In Ada Van describes his performance in variety shows as Mascodagama (Van’s stage name) and mentions “the dagger of Prince Potyomkin, a mixed-up kid from Sebastopol:”
Dear Mr. ‘Vascodagama’ received an invitation to Windsor Castle from its owner, a bilateral descendant of Van’s own ancestors, but he declined it, suspecting (incorrectly, as it later transpired) the misprint to suggest that his incognito had been divulged by one of the special detectives at Chose — the same, perhaps, who had recently saved the psychiatrist P.O. Tyomkin from the dagger of Prince Potyomkin, a mixed-up kid from Sebastopol, Id. (1.30)

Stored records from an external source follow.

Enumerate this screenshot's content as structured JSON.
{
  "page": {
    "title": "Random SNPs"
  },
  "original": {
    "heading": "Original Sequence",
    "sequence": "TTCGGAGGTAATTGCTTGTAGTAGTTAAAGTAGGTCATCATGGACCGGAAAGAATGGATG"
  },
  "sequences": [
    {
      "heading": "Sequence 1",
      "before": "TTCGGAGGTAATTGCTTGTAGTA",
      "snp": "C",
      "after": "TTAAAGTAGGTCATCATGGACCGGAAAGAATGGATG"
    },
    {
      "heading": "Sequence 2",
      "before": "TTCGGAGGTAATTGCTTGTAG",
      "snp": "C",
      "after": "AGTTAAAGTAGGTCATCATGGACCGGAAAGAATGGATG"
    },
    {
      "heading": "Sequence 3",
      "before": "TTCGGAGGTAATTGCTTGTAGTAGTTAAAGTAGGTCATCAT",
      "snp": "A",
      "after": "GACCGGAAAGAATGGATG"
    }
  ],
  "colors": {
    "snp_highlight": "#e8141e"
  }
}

Leo Tolstoy is the author of Sevastopol’skie rasskazy (“The Sevastopol Sketches,” 1855). Maska (“The Mask,” 1884) is a story by Chekhov. In his memoir essay “On Chekhov” (included in his book “At Cemeteries,” 1921) Vasiliy Nemirovich-Danchenko quotes the words of Chekhov who in jest compared himself to Vasco da Gama:
-- А то ещё куда меня гонят? В Африку. Что я Васко да Гама, что ли? Ведь это, слушайте же, в опере хорошо... Ни за что не поеду. Тоже нашли Стенли. Пусть Василий Иванович едет. Его мамка в детстве ушибла. Ему чем дальше, тем лучше... А я ни за что. Мало я черномази видал! Даже если мне ещё тарелку гречневой каши дадут, не поеду!
Chernomaz’ (vulg., “black-skinned”) mentioned by Chekhov brings to mind Balthasar, Prince of Loam (Kinbote’s black gardener who disarms Gradus and saves Kinbote’s life).